То что цена в 6-ки такая что явно ее будут еще пилить и пилить...
Её обзор смотрели?

----------


## denis85x

По ссылке пусто (( можете кинуть в личку хотябы?

----------


## Илья72

Ребята, всем привет! У кого есть взломанная версия, по ссылке пусто!

----------


## Touch_of_soul

«Альфа-Авто: Автосалон+Автосервис+Автоз апчасти ПРОФ. Редакция 5»
5.1.26.03
=========
- Рекомендуемая версия платформы - 8.3.16.1502.
- Рекомендуемая версия сервера лицензирования - 2.0.12.397.
- Рекомендуемая версия компоненты защиты - 8.2.1.720.
- Рекомендуемая разрядность клиентского приложения, на компьютерах с подключением торгового оборудования - 32 (x86).
- В документах "Извлечение товаров из производства" и "Перемещение товаров в производство" в полях "Отпустил" и "Получил" при наборе в выпадающем списке не отображаются уволенные сотрудники. Для того, чтоб их выбрать необходимо перейти в список сотрудников и установить отбор "Показывать уволенных".
- Исправлено заполнение формы перемещения товаров в производство при выводе пользователю для заполнения кодов маркировки.
- Исправлена ошибка во фронте кассира при возврате последнего чека в кассовой смене.
- Для документов продажи при печати УПД и счет-фактуры выданной проставляется КПП обособленного подразделения, если оно указано грузополучателем.
- В зависимости от состояния права "выборочное списание по партиям" при создании на основании поступления товаров в колонке "Партия" указывается документ поступления и при смене складов отправителя/получателя остатки вычисляются с учетом партии.
- Восстановлена работа прав 60401 и 60402. Действия карточка клиента, заказ покупателя, взаиморасчеты отрабатывают.
- Для Пко/Рко/Выписки исключен способ расчета "передача", так как это денежные документы, а не товарные, и передачу товара этими документами не подразумеваем.
- Доработана печать кодов маркировки из заказа в табличный документ с выводом по рекомендации честного знака символа FNC1.
- При сканировании кодов маркировки полученных через Честный знак в pdf формате сканируются сканером штрихкодов в заказ кодов маркировки для только фиксирования состояния кода маркировки.
- Ускорено получение связанных работ при добавлении работы в АРМ Записи на ремонт.
- Исправлено заполнение связанных авторабот при копировании.
- Добавлена работа с кодами маркировки в документе Возврат поставщику.
- Перезаполнение контрагента и договора взаиморасчетов в корректировки реализации при смене основания.
- Изменен вывод сайта AudaPadWeb на русском языке при переходе по адресу www.audatex.ru с использованием ActiveX.
- Исправлена ошибка при загрузки прайс-листа контрагента из файла csv в режиме загрузки из новых файлов в автоматическом режиме.
- Исправлена настройка сохранения расписания регламентного задания.
- Исправлен вывод базовых опций в печатной форме Рабочий лист.
- Убрано 2-е поле Производитель, осталось поле в которое данные подтягиваются из справочника Номенклатура.
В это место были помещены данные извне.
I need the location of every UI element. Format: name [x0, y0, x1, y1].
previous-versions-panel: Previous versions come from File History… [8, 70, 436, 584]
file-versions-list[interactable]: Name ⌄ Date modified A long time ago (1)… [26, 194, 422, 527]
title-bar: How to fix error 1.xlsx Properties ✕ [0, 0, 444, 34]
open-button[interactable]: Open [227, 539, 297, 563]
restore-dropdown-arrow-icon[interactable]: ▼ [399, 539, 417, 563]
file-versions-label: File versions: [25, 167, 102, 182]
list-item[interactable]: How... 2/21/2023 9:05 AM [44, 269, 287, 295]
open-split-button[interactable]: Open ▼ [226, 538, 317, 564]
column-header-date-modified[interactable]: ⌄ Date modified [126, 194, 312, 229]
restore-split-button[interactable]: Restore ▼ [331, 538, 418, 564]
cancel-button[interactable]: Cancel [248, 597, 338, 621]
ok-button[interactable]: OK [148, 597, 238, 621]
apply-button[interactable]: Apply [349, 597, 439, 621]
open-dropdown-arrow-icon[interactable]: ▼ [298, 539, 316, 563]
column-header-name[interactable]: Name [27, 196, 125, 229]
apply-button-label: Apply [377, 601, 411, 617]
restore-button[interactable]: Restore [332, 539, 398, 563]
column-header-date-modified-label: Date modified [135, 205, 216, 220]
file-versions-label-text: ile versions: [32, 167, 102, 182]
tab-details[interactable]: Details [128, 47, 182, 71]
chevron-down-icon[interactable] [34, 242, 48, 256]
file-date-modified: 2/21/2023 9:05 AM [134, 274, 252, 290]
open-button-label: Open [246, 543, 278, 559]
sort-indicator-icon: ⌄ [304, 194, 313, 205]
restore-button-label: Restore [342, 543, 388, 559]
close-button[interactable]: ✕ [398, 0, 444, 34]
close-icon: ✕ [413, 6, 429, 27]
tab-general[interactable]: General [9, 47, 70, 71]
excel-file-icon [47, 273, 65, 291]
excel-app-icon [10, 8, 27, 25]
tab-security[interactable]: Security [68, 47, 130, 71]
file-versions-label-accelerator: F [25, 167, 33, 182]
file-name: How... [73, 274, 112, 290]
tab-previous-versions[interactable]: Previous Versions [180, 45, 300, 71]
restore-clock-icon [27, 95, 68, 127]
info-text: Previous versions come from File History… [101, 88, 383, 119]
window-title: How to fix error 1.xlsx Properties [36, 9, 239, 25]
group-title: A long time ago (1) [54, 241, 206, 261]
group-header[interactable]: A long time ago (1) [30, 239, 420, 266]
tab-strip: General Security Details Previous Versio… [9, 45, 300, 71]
Обновление: https://disk.yandex.ru/d/QRRUzWVz2FZbNg

За авторской версией в личку.

----------


## Артем1986

Touch_of_soul  можно обновить ссылку, а то  https://disk.yandex.ru/d/QRRUzWVz2FZbNg уже не активна

----------


## Touch_of_soul

> Touch_of_soul  можно обновить ссылку, а то  https://disk.yandex.ru/d/QRRUzWVz2FZbNg уже не активна


https://disk.yandex.ru/d/YRySX2w9Q-rOAQ

----------


## Артем1986

Спасибо :)

----------


## FORMA

Touch_of_soul пожалуйста, можно обновить ссылку, а то https://disk.yandex.ru/d/YRySX2w9Q-rOAQ, тоже уже не активная...

----------


## Touch_of_soul

> Touch_of_soul пожалуйста, можно обновить ссылку, а то https://disk.yandex.ru/d/YRySX2w9Q-rOAQ, тоже уже не активная...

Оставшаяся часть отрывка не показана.